While IE was not factually wrong, it gave a perception that the verdict had settled the debate on the discrimination in appointing priests. TOI instead digressed from the real issue entirely in celebrating Hinduism. HT’s headline was simply false. Chennai editions of all newspapers however seem to have got the verdict right, thanks to journalists who understand the nuances of the verdict.

The first misrepresentation of the verdict is in stating that the ramifications of the case are limited to the appointment of priests in certain temples in Tamil Nadu. The case is not just about archakas.

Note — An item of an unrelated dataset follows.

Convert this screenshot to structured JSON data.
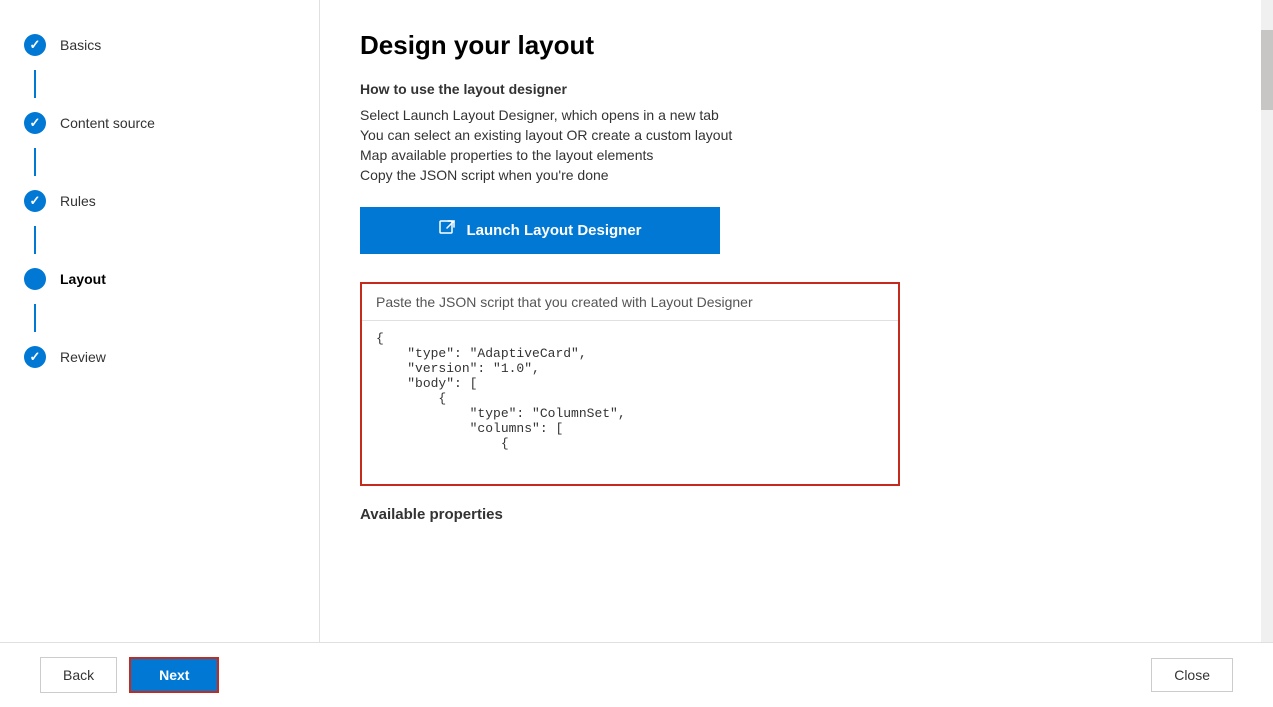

It delves into matters which are at the heart of the debate on religious freedoms, individual liberties, relationship between the state and the church and most importantly – the ugly head of caste in our society. (For a complete history of the case and issue, read this.)

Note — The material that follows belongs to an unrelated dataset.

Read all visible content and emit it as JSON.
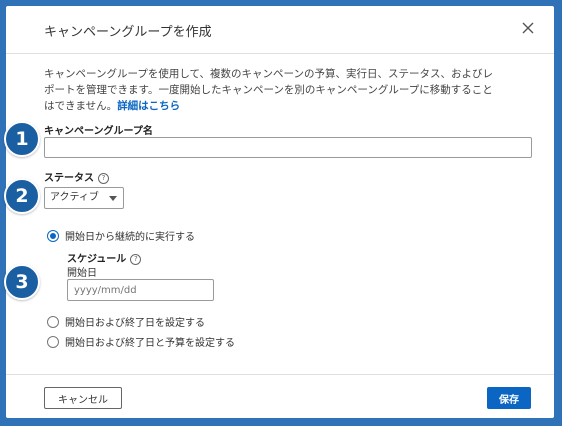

What has the Supreme Court actually done as a result of the archakas judgment? (You can read about the criticism to the verdict here)

Even as the court noted that the constitution is supreme and that no appointment can be made on the basis of caste or birth, it left the backdoor open in stating that the appointments must still be based on the ‘agama sastras’ – scriptures which among other things advise Hindus on temple practices. And it does so by seeking support from Article 16 guarantees equal opportunity in public appointment but adds in section (5), “Nothing in this article shall affect the operation of any law which provides that the incumbent of an office in connection with the affairs of any religious or denominational institution or any member of the governing body thereof shall be a person professing a particular religion or belonging to a particular denomination.”

Thus, in the name of “denomination”, SC has allowed discrimination to be carried out. But then, isn’t caste-based discrimination unconstitutional? Yes. The SC’s response to that dilemma is that we shall decide on a case-by-case basis. The verdict thus states, “What then is the eventual result? The answer defies a straight forward resolution and it is the considered view of the court that the validity or otherwise of the impugned G.O. would depend on the facts of each case of appointment.” So the SC has now only opened the doors to further litigation and endless legal hassles.

Further, what is disturbing here is the apex court’s casual dismissal of the Article 17 which abolishes untouchability. Is it not a valid concern for the court to consider if practices based on “denomination” were in fact based on untouchabilty? Isn’t “denominations” euphemism for casteism? And is the court’s remedy to that as well just more litigation?

Another part of the verdict which raises eyebrows is this,

“That the freedom of religion under Articles 25 and 26 of the Constitution is not only confined to beliefs but extends to religious practices also would hardly require reiteration.”

Really? If religious practices are the ones which are in fact discriminatory in nature, then wouldn’t that be a violation of the Constitution?

It is here that whether that particular concept of “essential religious practices” becomes important, and the court deals with the dilemma again by stating that the court will decide in each case as to whether a particular practice is "essential" or not.

“Often occasions will arise when it may become necessary to determine whether a belief or a practice claimed and asserted is a fundamental part of the religious practice of a group or denomination making such a claim before embarking upon the required adjudication. A decision on such claims becomes the duty of the Constitutional Court.”

You can also read The Hindu’s critical analysis of the verdict here.

The verdict has yet again opened the doors for larger questions such as – What is more important, religious freedom, or non-discrimination based on the Constitution? Can I legally discriminate based on caste – or “denomination” – if that is an essential religious practice?

If all the above issues are discussed in the larger context and not just of archakas, they bring into dispute the very non-discriminatory nature of our constitution. With that in mind, the misrepresentation of the verdict by some media houses has done great disservice to the discourse on the issue.